Several have landed in the past few weeks and if you feel the need to detach yourself entirely from the frenetic festive activities, then look no further than A Tract for Our Times: A Retrospective on Joe Lee’s Ireland 1912-1986, from UCD Press. This collection of essays assesses Professor Lee’s outstanding book, Ireland 1912-1985, which he wrote because “I wanted to explain my country to myself”, as he told the Irish Times in 1991.
Its contributors include Professor Emeritus of History at the University of Galway, Professor Gearóid Ó Tuathaigh. The first chapter, meanwhile, by Marion R Casey, is ‘A Portrait of the Historian as a Young Boy’ and it offers an insight into the childhood of one of this country’s finest historians.
Joe Lee was born in Kerry in 1942 and spent his early years in Castlegregory on the Dingle Peninsula, where his father was a Garda. But his parents were from Galway – his mother Cáit from Oughterard and his father Thomas from Galway City – and a notice in the Connacht Tribune from October 11, 1940, announced the wedding, in Oughterard Church, of 23-year-old Katie (Cáit) Burke to Garda Thomas Lee, aged 35, who was at the time, based in An Cheathrú Rua.
The Lees came from Bohermore and this book’s opening essay explores Joe’s parents’ backgrounds. He hadn’t done that in his own 1989 book, something that makes sense when Marion Casey points out, “their stories reveal a stratum of Ireland that was largely undocumented by historians when their son published his magnum opus in 1989”.
She interviewed Joe Lee for a fascinating story in which he recounted how his grandmother, Anne, whom he described as ‘the daughter of a strong farmer’, married his grandfather, Martin, a landless labourer, in 1910, something that would have been usual at the time.
Marion Casey sets this in context and also writes about his childhood holidays in Galway before his father, Thomas, was posted to Ballinasloe, where Joe finished his primary education and received his confirmation, taking the name Gregory in honour of his Kerry roots.
When Ireland 1912-1985, was published by Cambridge University Press in 1989, it was an instant success, appealing to readers from all walks of life as it provoked discussions on Irish identity, politics and society.
It was reprinted more than dozen times and resulted in Joe Lee appearing on a Late Late Show panel in 1990, alongside fellow professors, UCG’s Gearóid Ó Tuathaigh and Terence Brown of TCD, for a discussion that resulted in strong viewer feedback.

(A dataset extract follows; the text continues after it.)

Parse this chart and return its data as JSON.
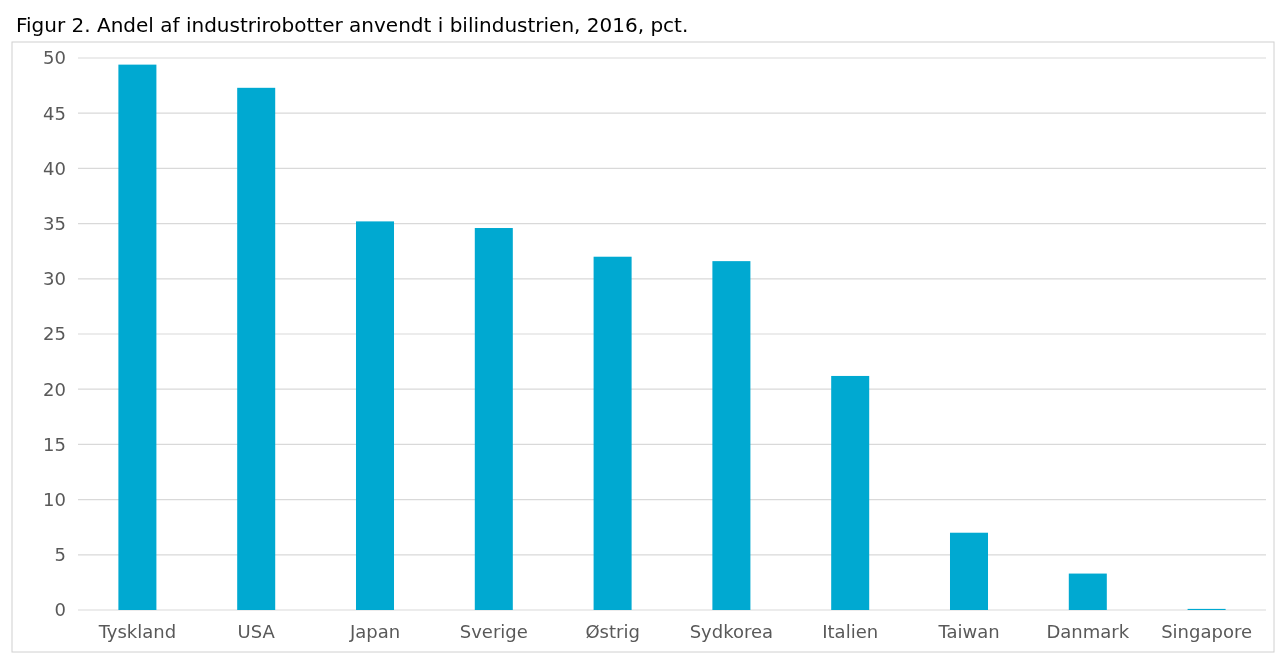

Those were different times and there was some criticism that women were under-represented in this magnum opus, but all of this is given context in A Tract for Our Times, with essays from 12 leading historians. It also examines the book’s relevance to contemporary Ireland and current approaches to teaching and writing history.
Pictured: Renowned historian, Joe Lee. The opening essay in this collection explores the social history of his Galway parents as well as his own childhood.